Вот хотя бы последний случай. Как всегда, я куда-то ехала. Телефон лежал в сумке. Никаких важных звонков я не ждала. Припарковавшись около дома, достала телефон и увидела четыре пропущенных звонка от мамы. Я сделала круг вокруг дома, чтобы успокоить нервы. Мама могла позвонить и своему любимому зятю, и своему любимому внуку, а уж они бы точно мне перезвонили. Или она опять оставляет «проблемные» звонки для меня, решив не беспокоить дорогих ее сердцу мужчин. Зятю моя мама пишет регулярно. Не перестаю восхищаться ее умением подбирать синонимы и определения к слову гений. «Гениальный гений, гениальнейший из гениальнейших, гений чистой воды, абсолютный гений, алмаз среди гениев» и так далее. Но что потрясает еще больше – мой муж в это верит и готов исполнить любой каприз тещи. Любимому внуку моя мама просто отправляет деньги. Он благодарит бабушку и приходит ко мне с отчетом. Что означает – я должна компенсировать маме траты на подарок для внука. Такой у нас круговорот денег в семье.

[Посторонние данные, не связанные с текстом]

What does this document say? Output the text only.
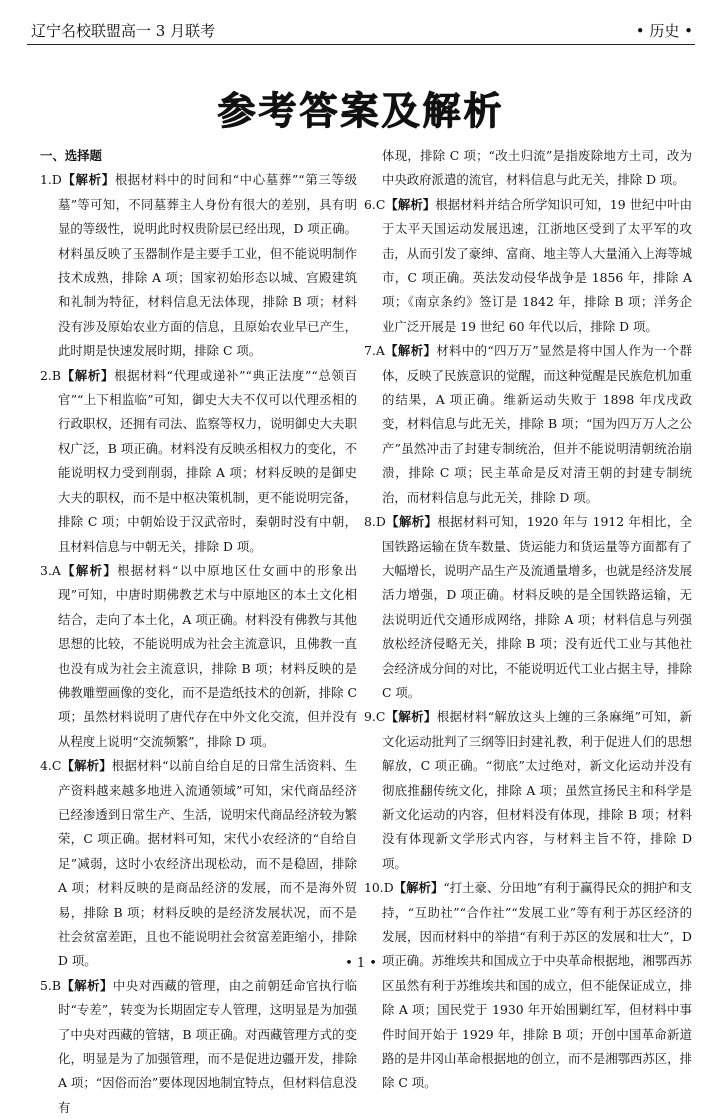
辽宁名校联盟高一 3 月联考	• 历史 •
参考答案及解析

一、选择题

1.D【解析】根据材料中的时间和“中心墓葬”“第三等级墓”等可知，不同墓葬主人身份有很大的差别，具有明显的等级性，说明此时权贵阶层已经出现，D 项正确。材料虽反映了玉器制作是主要手工业，但不能说明制作技术成熟，排除 A 项；国家初始形态以城、宫殿建筑和礼制为特征，材料信息无法体现，排除 B 项；材料没有涉及原始农业方面的信息，且原始农业早已产生，此时期是快速发展时期，排除 C 项。

2.B【解析】根据材料“代理或递补”“典正法度”“总领百官”“上下相监临”可知，御史大夫不仅可以代理丞相的行政职权，还拥有司法、监察等权力，说明御史大夫职权广泛，B 项正确。材料没有反映丞相权力的变化，不能说明权力受到削弱，排除 A 项；材料反映的是御史大夫的职权，而不是中枢决策机制，更不能说明完备，排除 C 项；中朝始设于汉武帝时，秦朝时没有中朝，且材料信息与中朝无关，排除 D 项。

3.A【解析】根据材料“以中原地区仕女画中的形象出现”可知，中唐时期佛教艺术与中原地区的本土文化相结合，走向了本土化，A 项正确。材料没有佛教与其他思想的比较，不能说明成为社会主流意识，且佛教一直也没有成为社会主流意识，排除 B 项；材料反映的是佛教雕塑画像的变化，而不是造纸技术的创新，排除 C 项；虽然材料说明了唐代存在中外文化交流，但并没有从程度上说明“交流频繁”，排除 D 项。

4.C【解析】根据材料“以前自给自足的日常生活资料、生产资料越来越多地进入流通领域”可知，宋代商品经济已经渗透到日常生产、生活，说明宋代商品经济较为繁荣，C 项正确。据材料可知，宋代小农经济的“自给自足”减弱，这时小农经济出现松动，而不是稳固，排除 A 项；材料反映的是商品经济的发展，而不是海外贸易，排除 B 项；材料反映的是经济发展状况，而不是社会贫富差距，且也不能说明社会贫富差距缩小，排除 D 项。

5.B【解析】中央对西藏的管理，由之前朝廷命官执行临时“专差”，转变为长期固定专人管理，这明显是为加强了中央对西藏的管辖，B 项正确。对西藏管理方式的变化，明显是为了加强管理，而不是促进边疆开发，排除 A 项；“因俗而治”要体现因地制宜特点，但材料信息没有

体现，排除 C 项；“改土归流”是指废除地方土司，改为中央政府派遣的流官，材料信息与此无关，排除 D 项。

6.C【解析】根据材料并结合所学知识可知，19 世纪中叶由于太平天国运动发展迅速，江浙地区受到了太平军的攻击，从而引发了豪绅、富商、地主等人大量涌入上海等城市，C 项正确。英法发动侵华战争是 1856 年，排除 A 项；《南京条约》签订是 1842 年，排除 B 项；洋务企业广泛开展是 19 世纪 60 年代以后，排除 D 项。

7.A【解析】材料中的“四万万”显然是将中国人作为一个群体，反映了民族意识的觉醒，而这种觉醒是民族危机加重的结果，A 项正确。维新运动失败于 1898 年戊戌政变，材料信息与此无关，排除 B 项；“国为四万万人之公产”虽然冲击了封建专制统治，但并不能说明清朝统治崩溃，排除 C 项；民主革命是反对清王朝的封建专制统治，而材料信息与此无关，排除 D 项。

8.D【解析】根据材料可知，1920 年与 1912 年相比，全国铁路运输在货车数量、货运能力和货运量等方面都有了大幅增长，说明产品生产及流通量增多，也就是经济发展活力增强，D 项正确。材料反映的是全国铁路运输，无法说明近代交通形成网络，排除 A 项；材料信息与列强放松经济侵略无关，排除 B 项；没有近代工业与其他社会经济成分间的对比，不能说明近代工业占据主导，排除 C 项。

9.C【解析】根据材料“解放这头上缠的三条麻绳”可知，新文化运动批判了三纲等旧封建礼教，利于促进人们的思想解放，C 项正确。“彻底”太过绝对，新文化运动并没有彻底推翻传统文化，排除 A 项；虽然宣扬民主和科学是新文化运动的内容，但材料没有体现，排除 B 项；材料没有体现新文学形式内容，与材料主旨不符，排除 D 项。

10.D【解析】“打土豪、分田地”有利于赢得民众的拥护和支持，“互助社”“合作社”“发展工业”等有利于苏区经济的发展，因而材料中的举措“有利于苏区的发展和壮大”，D 项正确。苏维埃共和国成立于中央革命根据地，湘鄂西苏区虽然有利于苏维埃共和国的成立，但不能保证成立，排除 A 项；国民党于 1930 年开始围剿红军，但材料中事件时间开始于 1929 年，排除 B 项；开创中国革命新道路的是井冈山革命根据地的创立，而不是湘鄂西苏区，排除 C 项。

• 1 •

Опять припарковалась, сделала вдох и выдох.
– Что случилось? – спросила я, решив на всякий случай не глушить мотор.
– Манечка… – воскликнула радостно мама, – как хорошо, что ты позвонила!
Манечка… все, капец, как говорят сейчас дети.
– Ты можешь объяснить, что мне не нужна никакая опека? – продолжала мама. – Тем более от этого государства! Когда государство обо мне заботилось? Почему они вообще ко мне пришли? И чем мне это грозит? Я что, больная? Слабоумная? Да мне моих лет никто не дает! Я ехала недавно на такси, и Ашот сказал, что я выгляжу максимум на сорок!
– Ну, раз Ашот так сказал… – Я лихорадочно пыталась сообразить, о какой опеке идет речь.
– Вот, поговорите с моей дочерью, она вам все объяснит, – услышала я голос мамы.
Жаль, она мне не сказала, что я должна объяснять и кому.
– Органы социальной опеки беспокоят, – проговорил женский голос.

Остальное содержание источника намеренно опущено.